Mary Ann
When I was a little girl, I was not allowed to go to the community pool in the summer or participate in other activities where large groups gathered. My mother was scared that I would contract Polio. The fear was a nightmare at the time for our parents – death and withered limbs loomed large for them. Then Salk and later Sabin developed vaccines that eventually eradicated polio from the United States and for the most part, the world.
I can remember going to the local high school gym for a shot. The lines were long and both adults and children got the shots. For most parents, they could at last exhale. A few years later, we lined up again for a sugar cube that Sabin developed – so much better than a needle.
Time passed and hardly anyone spoke of polio again. We grew up and had children. Our children and later grandchildren got a whole host of vaccinations. They didn’t have to endure measles, mumps, or rubella and on and on. I sat in a dark room when I had measles to protect my eyes – it may have been a wives’ tales, but my mother was not taking any chances. There was a girl in my hometown who lost her hearing at the age of two from measles. There was danger.

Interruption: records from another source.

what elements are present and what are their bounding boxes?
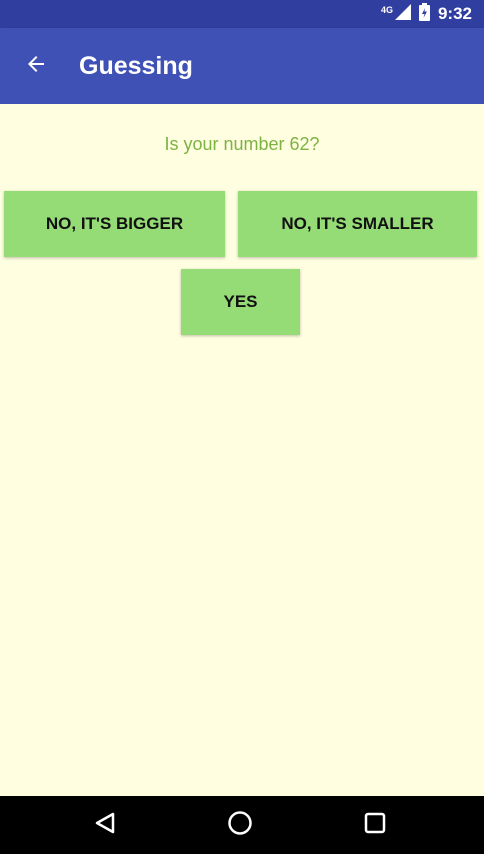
home-circle-icon — [227, 810, 253, 841]
navigation-bar — [0, 796, 484, 854]
recents-square-icon — [363, 811, 387, 840]
nav-home-button[interactable] — [220, 805, 260, 845]
status-bar: 4G 9:32 — [0, 0, 484, 28]
smaller-button[interactable]: NO, IT'S SMALLER — [238, 191, 477, 257]
main-content: Is your number 62? NO, IT'S BIGGER NO, I… — [0, 104, 484, 796]
bigger-button[interactable]: NO, IT'S BIGGER — [4, 191, 225, 257]
status-time: 9:32 — [437, 4, 472, 23]
back-button[interactable] — [12, 42, 60, 90]
signal-icon — [394, 3, 411, 25]
network-type-label: 4G — [380, 4, 393, 15]
app-bar: Guessing — [0, 28, 484, 104]
back-triangle-icon — [93, 811, 117, 840]
arrow-back-icon — [24, 52, 48, 81]
yes-button[interactable]: YES — [181, 269, 300, 335]
nav-back-button[interactable] — [85, 805, 125, 845]
status-icons: 4G 9:32 — [380, 2, 472, 26]
battery-icon — [418, 2, 430, 26]
page-title: Guessing — [79, 51, 193, 80]
nav-recents-button[interactable] — [355, 805, 395, 845]
question-text: Is your number 62? — [164, 134, 320, 154]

Then we became senior citizens and suddenly we have a whole new set of shots, our baby shots. There is the annual Flu and Covid shots, RSV, Shingles, Pneumonia, Hep A Hep B, and you still need Tdap (Tetanus, Diphtheria, Pertussis) every ten years. If you travel, you may need Yellow Fever, Typhoid, Cholera, and so on. On a trip to Africa, I had to get another Polio shot – they had had a recent outbreak. At times, you feel like a human pin cushion.
However, regardless of how uncomfortable the vaccinations may be, the alternative of getting the disease and possibly dying from it, is far worse. With each shot, I can see my mother smiling at me for protecting myself with the new baby shots, just as she once protected me from polio. I am thankful for these life-saving shots. They can make all the difference in my old age.